Packrats have an amazing understanding of spatial dimensions. How else can you explain one now famous packrat that chewed into the gable end of the house, went across the roof up and over the rafters, went down the inside the wall on the opposite gable, under the house, up into the floor, then over six feet to then chew up through the floor and, Voila!, hit the middle of the pantry? NASA has nothing on a Chilcotin packrat.

Aside from their unique perfume and their destructive tendencies, packrats are very good looking, cream and buff coloured with sharp eyes and well formed muffs for tails. They are very polite, making sure that they trade for everything they take. Spoons for eyeglasses or hay for raisins, they are very fastidious about this, much more so than most humans are.

In spite of their politeness in matters of trading, the pack rat must go. So, in the end, the packrat meets its nemesis, the Chilcotin resident. Trap in hand, a trusty length of stove pipe over his shoulder and peanut butter/raisin bait in his pocket the scene is set. Not to be outdone, Packrat steals the bait and begins its usual three a.m. shopping spree in the pantry.

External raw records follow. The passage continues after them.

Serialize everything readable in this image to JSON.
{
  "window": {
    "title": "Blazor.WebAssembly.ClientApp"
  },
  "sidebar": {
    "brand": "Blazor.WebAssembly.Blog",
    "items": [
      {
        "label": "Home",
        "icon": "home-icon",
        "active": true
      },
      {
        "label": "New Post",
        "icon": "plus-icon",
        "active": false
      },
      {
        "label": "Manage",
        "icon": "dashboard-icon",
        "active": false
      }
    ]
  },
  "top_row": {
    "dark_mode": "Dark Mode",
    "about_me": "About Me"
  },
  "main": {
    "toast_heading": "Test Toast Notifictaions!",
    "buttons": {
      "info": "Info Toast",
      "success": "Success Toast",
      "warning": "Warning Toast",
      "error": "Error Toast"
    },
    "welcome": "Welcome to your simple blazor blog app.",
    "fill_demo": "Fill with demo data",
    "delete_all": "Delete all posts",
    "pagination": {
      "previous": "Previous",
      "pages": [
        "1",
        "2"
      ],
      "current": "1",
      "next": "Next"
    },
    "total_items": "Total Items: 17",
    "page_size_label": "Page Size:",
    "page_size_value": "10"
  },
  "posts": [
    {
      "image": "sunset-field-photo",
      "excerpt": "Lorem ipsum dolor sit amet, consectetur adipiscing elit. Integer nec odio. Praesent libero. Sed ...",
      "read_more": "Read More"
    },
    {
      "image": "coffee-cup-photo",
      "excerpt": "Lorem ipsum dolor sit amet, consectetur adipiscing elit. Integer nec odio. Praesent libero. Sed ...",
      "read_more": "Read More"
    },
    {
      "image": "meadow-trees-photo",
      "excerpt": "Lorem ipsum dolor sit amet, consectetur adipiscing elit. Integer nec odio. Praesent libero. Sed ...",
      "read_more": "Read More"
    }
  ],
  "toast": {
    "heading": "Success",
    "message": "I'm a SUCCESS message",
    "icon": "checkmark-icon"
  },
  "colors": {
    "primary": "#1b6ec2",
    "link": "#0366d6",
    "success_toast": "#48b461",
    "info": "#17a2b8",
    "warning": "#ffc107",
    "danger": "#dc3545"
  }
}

Time to bring in reinforcement known as the Chilcotin feline, best little killer in the west. A few minutes in the pantry, scrabble! squeal! and the rat is caught. Not dead, caught. As everyone knows, the Chilcotin feline doesn't kill, not right away. So with thick leather gloves complete with gauntlets, (the Chilcotin resident has done this before) the game of "catch the cat before the cat drops the packrat so it can run under the piano" is underway.

This time it is resident 1, packrat 0. When the cat drops the rat, the resident quickly swoops up the dazed rat, takes it outside and uses a fire brick to crush its skull on the porch railing. Nasty, brutish and short, to quote an infamous judge.

And so it goes, the changing seasons shared the world over by mice, packrats and men.